Pression sur les prix des hydrocarbures : tensions sociales croissantes au Maroc
Titre : La CDT appelle à une intervention face à la hausse des prix des hydrocarbures au Maroc
Description : La Confédération démocratique du travail alerte le gouvernement marocain sur la hausse des prix des hydrocarbures et demande des mesures urgentes.
Tensions sociales amplifiées par la hausse des prix
La pression sur les prix des hydrocarbures au Maroc génère des tensions sociales croissantes. Dans une récente lettre adressée au Premier ministre Aziz Akhannouch, la Confédération démocratique du travail (CDT) a exprimé ses préoccupations concernant les augmentations incessantes des prix à la pompe. Le syndicat a demandé une intervention immédiate pour atténuer cette situation, soulignant les « profonds dysfonctionnements structurels » hérités de la privatisation du secteur et de la libéralisation des prix, mise en place en 2015.
Perturbations du marché des hydrocarbures
Selon la CDT, l’équilibre du marché a été gravement perturbé par l’abolition du système de rémunération qui protégeait les consommateurs. L’absence d’un régulateur robuste expose ainsi le consommateur final aux fluctuations mondiales. Les membres du syndicat ont également mis en avant une précarité énergétique caractérisée par des pénuries de stocks constatées au début de 2026. Cette situation fait craindre des répercussions sur la stabilité économique des ménages marocains.

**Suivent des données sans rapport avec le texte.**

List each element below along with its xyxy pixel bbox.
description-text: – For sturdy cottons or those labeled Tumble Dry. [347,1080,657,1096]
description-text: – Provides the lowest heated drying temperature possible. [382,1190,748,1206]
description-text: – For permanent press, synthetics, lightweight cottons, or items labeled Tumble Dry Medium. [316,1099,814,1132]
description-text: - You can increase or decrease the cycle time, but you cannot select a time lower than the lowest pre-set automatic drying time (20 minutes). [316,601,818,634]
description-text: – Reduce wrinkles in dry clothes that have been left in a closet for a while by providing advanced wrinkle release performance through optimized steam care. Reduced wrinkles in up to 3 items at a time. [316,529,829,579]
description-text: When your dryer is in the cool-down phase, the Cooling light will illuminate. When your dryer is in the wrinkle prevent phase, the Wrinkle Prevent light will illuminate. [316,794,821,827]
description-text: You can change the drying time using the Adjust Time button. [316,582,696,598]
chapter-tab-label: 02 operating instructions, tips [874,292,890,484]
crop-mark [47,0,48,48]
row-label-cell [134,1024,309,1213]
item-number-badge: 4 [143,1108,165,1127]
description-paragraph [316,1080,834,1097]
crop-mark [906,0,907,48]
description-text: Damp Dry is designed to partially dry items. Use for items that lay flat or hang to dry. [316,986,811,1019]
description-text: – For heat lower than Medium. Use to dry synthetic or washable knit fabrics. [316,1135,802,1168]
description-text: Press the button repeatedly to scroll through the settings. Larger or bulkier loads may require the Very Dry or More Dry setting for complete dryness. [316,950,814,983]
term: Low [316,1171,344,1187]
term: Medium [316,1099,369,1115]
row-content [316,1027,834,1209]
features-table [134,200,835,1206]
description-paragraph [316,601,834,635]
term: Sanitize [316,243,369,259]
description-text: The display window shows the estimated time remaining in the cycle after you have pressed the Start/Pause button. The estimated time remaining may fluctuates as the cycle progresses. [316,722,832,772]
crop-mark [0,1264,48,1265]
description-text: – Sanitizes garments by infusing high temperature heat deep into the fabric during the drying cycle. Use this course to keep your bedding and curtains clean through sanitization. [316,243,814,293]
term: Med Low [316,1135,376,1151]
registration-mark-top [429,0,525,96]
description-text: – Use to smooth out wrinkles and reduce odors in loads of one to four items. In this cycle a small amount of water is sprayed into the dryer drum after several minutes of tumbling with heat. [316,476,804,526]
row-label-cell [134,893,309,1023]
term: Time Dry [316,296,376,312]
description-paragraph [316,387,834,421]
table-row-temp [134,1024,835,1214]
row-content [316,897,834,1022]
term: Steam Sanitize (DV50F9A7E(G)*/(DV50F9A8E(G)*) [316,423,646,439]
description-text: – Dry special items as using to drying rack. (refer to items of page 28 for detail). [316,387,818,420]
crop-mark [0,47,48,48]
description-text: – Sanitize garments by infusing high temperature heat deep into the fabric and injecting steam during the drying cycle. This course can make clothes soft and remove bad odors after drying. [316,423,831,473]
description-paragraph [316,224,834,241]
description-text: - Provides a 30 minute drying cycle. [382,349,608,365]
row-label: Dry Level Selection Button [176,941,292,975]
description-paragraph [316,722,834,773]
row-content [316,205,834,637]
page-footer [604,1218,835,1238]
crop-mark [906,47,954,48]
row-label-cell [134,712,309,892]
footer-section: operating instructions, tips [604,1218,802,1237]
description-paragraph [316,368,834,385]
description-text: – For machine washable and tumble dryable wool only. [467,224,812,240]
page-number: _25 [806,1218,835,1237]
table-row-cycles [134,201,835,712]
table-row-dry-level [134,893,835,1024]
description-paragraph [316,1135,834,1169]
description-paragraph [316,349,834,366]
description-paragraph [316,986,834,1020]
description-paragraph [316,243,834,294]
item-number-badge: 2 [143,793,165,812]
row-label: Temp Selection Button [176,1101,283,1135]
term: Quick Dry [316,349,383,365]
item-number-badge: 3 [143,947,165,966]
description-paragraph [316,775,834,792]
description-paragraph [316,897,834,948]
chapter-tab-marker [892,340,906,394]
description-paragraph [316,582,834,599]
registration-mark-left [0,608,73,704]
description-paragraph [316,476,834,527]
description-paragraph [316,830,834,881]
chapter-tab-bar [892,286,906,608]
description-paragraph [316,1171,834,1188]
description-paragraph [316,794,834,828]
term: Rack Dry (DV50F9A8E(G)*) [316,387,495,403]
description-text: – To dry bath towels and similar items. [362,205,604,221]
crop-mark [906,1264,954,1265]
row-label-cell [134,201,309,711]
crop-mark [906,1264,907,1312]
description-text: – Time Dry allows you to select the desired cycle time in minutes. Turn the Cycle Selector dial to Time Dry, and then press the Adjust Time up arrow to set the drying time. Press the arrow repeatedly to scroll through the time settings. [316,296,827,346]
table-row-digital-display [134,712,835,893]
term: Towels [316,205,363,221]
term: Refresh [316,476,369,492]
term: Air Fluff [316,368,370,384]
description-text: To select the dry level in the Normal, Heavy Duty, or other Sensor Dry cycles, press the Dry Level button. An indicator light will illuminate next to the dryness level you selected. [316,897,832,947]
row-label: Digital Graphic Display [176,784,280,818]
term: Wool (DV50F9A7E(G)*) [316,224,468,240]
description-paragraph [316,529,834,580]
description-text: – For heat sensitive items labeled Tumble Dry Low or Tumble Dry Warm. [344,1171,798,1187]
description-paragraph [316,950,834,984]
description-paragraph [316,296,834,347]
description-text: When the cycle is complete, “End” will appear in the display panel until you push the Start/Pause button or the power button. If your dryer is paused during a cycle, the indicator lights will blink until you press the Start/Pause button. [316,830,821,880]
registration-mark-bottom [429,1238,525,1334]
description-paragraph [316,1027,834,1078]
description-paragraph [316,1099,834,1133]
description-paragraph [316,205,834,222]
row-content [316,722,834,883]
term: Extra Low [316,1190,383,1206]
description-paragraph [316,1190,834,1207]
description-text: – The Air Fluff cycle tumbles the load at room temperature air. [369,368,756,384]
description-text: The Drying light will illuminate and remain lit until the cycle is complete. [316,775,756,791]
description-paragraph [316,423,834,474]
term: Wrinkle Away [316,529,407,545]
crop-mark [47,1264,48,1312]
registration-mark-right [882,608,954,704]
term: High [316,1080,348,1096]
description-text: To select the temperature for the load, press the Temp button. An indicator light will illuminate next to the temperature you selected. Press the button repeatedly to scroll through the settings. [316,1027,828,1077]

Impact du contexte géopolitique
Le contexte géopolitique actuel au Moyen-Orient exacerbe encore la précarité du système énergétique national. Chaque petite variation sur le marché international des hydrocarbures entraîne des augmentations jugées « disproportionnées » des prix. Pour tenter d’inverser cette tendance, la CDT propose de réduire la fiscalité sur les carburants tout en réclamant une séparation stricte des activités de stockage et de distribution. Cela permettrait une plus grande transparence dans le secteur.
Renaissance de la raffinerie de Mohammedia
Un point crucial de cette demande est la relance de la raffinerie de Mohammedia, connue sous le nom de La Samir. Les représentants des travailleurs estiment que remettre cette installation en activité augmenterait les capacités de stockage stratégique du pays. De plus, en diminuant la dépendance aux importations, cette initiative pourrait générer davantage de valeur ajoutée au niveau national, stabilisant ainsi le marché des hydrocarbures.
Appel à un bouclier social mondial
Au-delà des préoccupations liées à l’énergie, la centrale syndicale appelle à l’instauration d’un bouclier social mondial. Ce dernier débuterait par une augmentation des salaires et des pensions de retraite pour compenser l’impact de l’inflation. La CDT insiste également sur la nécessité d’une réforme en profondeur du secteur des transports afin de limiter la répercussion des prix de l’énergie sur le coût de la vie quotidienne des citoyens marocains.
Réponse institutionnelle des autorités
Face à ce mécontentement grandissant, les autorités marocaines commencent à répondre. Le Conseil de la concurrence, dans une annonce faite le 27 mars, a déclaré son intention de renforcer la surveillance du marché des hydrocarbures. Cette initiative vise à examiner de près comment les variations des prix internationaux influent sur le marché national, dans le but d’éviter toute pratique abusive ou exploitation des consommateurs.
Les acteurs économiques marocains se retrouvent à un carrefour décisif. La nécessité d’un dialogue constructif entre le gouvernement, les syndicats et les acteurs du marché s’impose pour trouver des solutions durables aux problèmes de prix croissants et de précarité énergétique.